Franklin did his best to reassure her, and he accidentally gives us some fascinating glimpses of life in London at the
time. Burning wood was a waste of time, unless you could convince everyone in the city to do it. “The whole town is one great smoaky house, and every street a chimney, the air full of floating sea coal soot.” Peter was behaving quite well and now was comfortable enough with London to “go anywhere” on errands. Mrs. Stevenson took good care of his shirts. As for his night clothes, he was sleeping in a “short callico bed gown with close sleeves, and flannel close footed trousers; for without them I get no warmth all night.” Franklin blamed his new susceptibility to cold, not on his illness, but on his growing older.

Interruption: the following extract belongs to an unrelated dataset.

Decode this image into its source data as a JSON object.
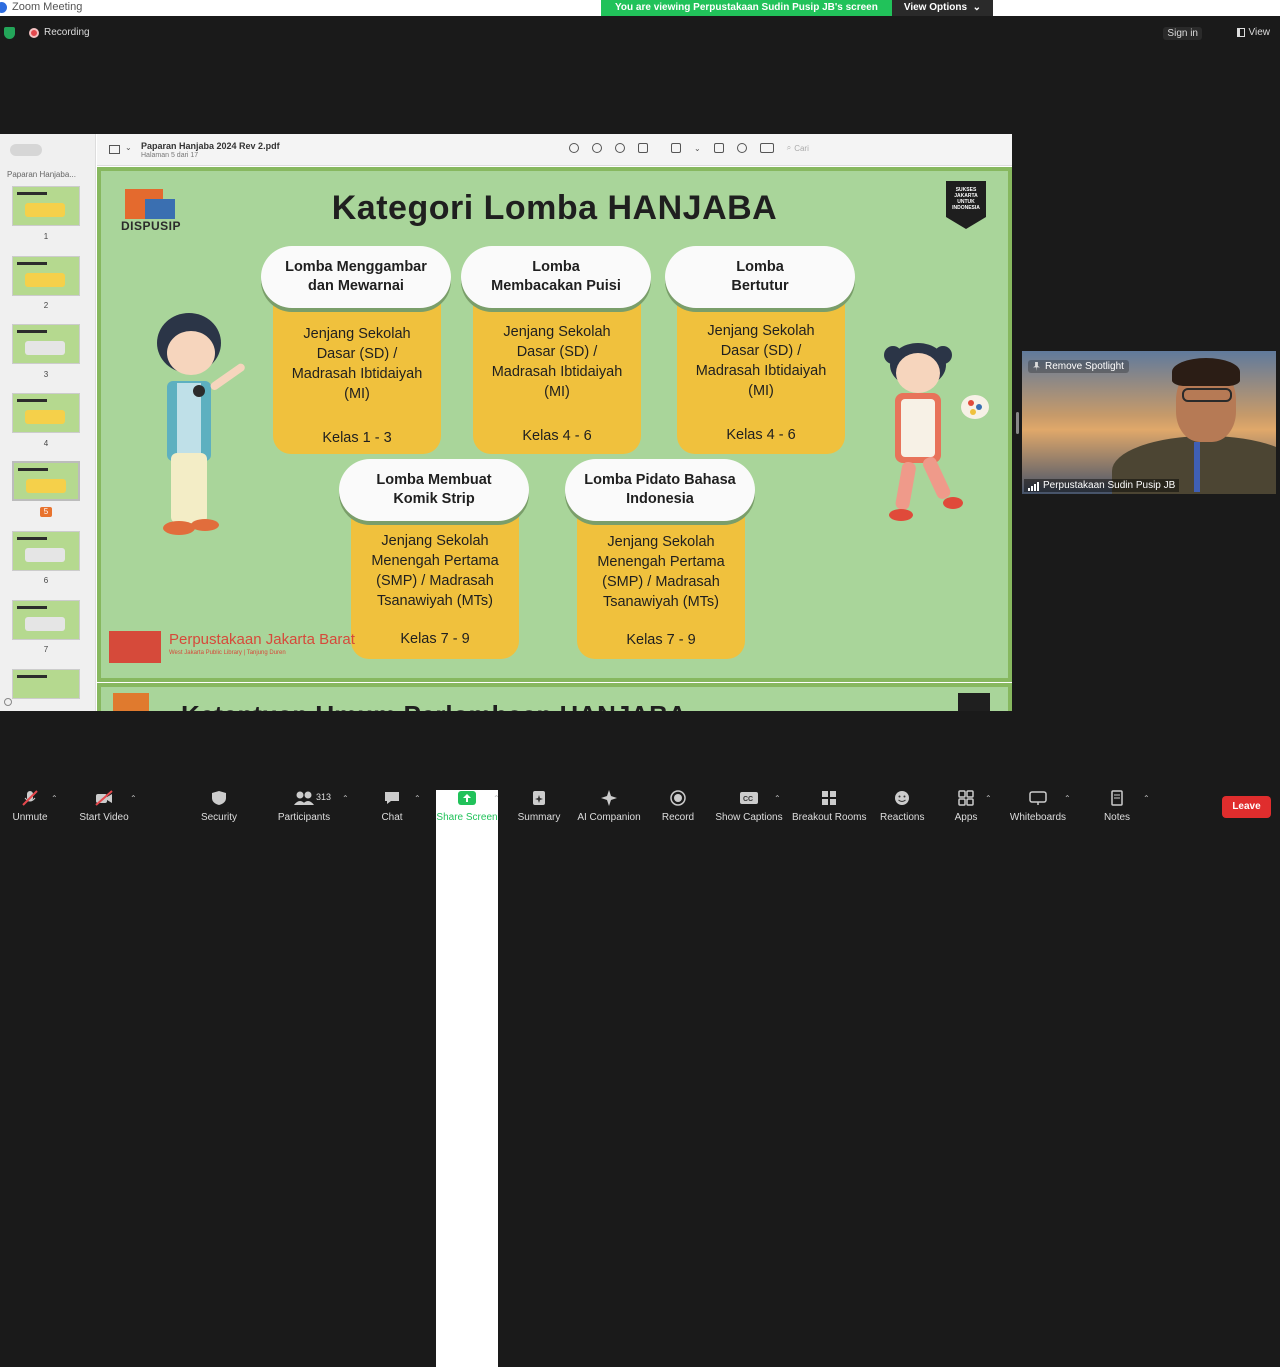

Soon Franklin was moving around London once more, acquiring new friends. One of these was Richard Jackson, a lawyer with whom he had corresponded when in America. Something of an amateur scientist, like so many other eighteenth-century intellectuals, Jackson was a hugely successful lawyer, with a keen interest in American affairs. He served as the agent for the colony of Connecticut and knew everyone worth knowing in London, as well as everything in the arcane reaches of the common law. Friends dubbed him “Omniscient Jackson” because of his encyclopedic knowledge of government, science, and literature. Through him, Franklin met a prominent nobleman, Lord Shelburne, not yet at the very pinnacle of power but close enough to it through his blood connection to William Pitt, “the Great Commoner,” and a leading figure in Parliament, who was rapidly emerging as the most influential person in the British government.
Around the world, the British war effort against France was going badly. Disaster after disaster engulfed British Armies in America and on the continent, largely because the British system was government by clique, and men in power selected generals and admirals on the basis of family relationship and influence rather than skill. Pitt was a fierce opponent of this practice, and more and more Englishmen were beginning to see the wisdom of his denunciations.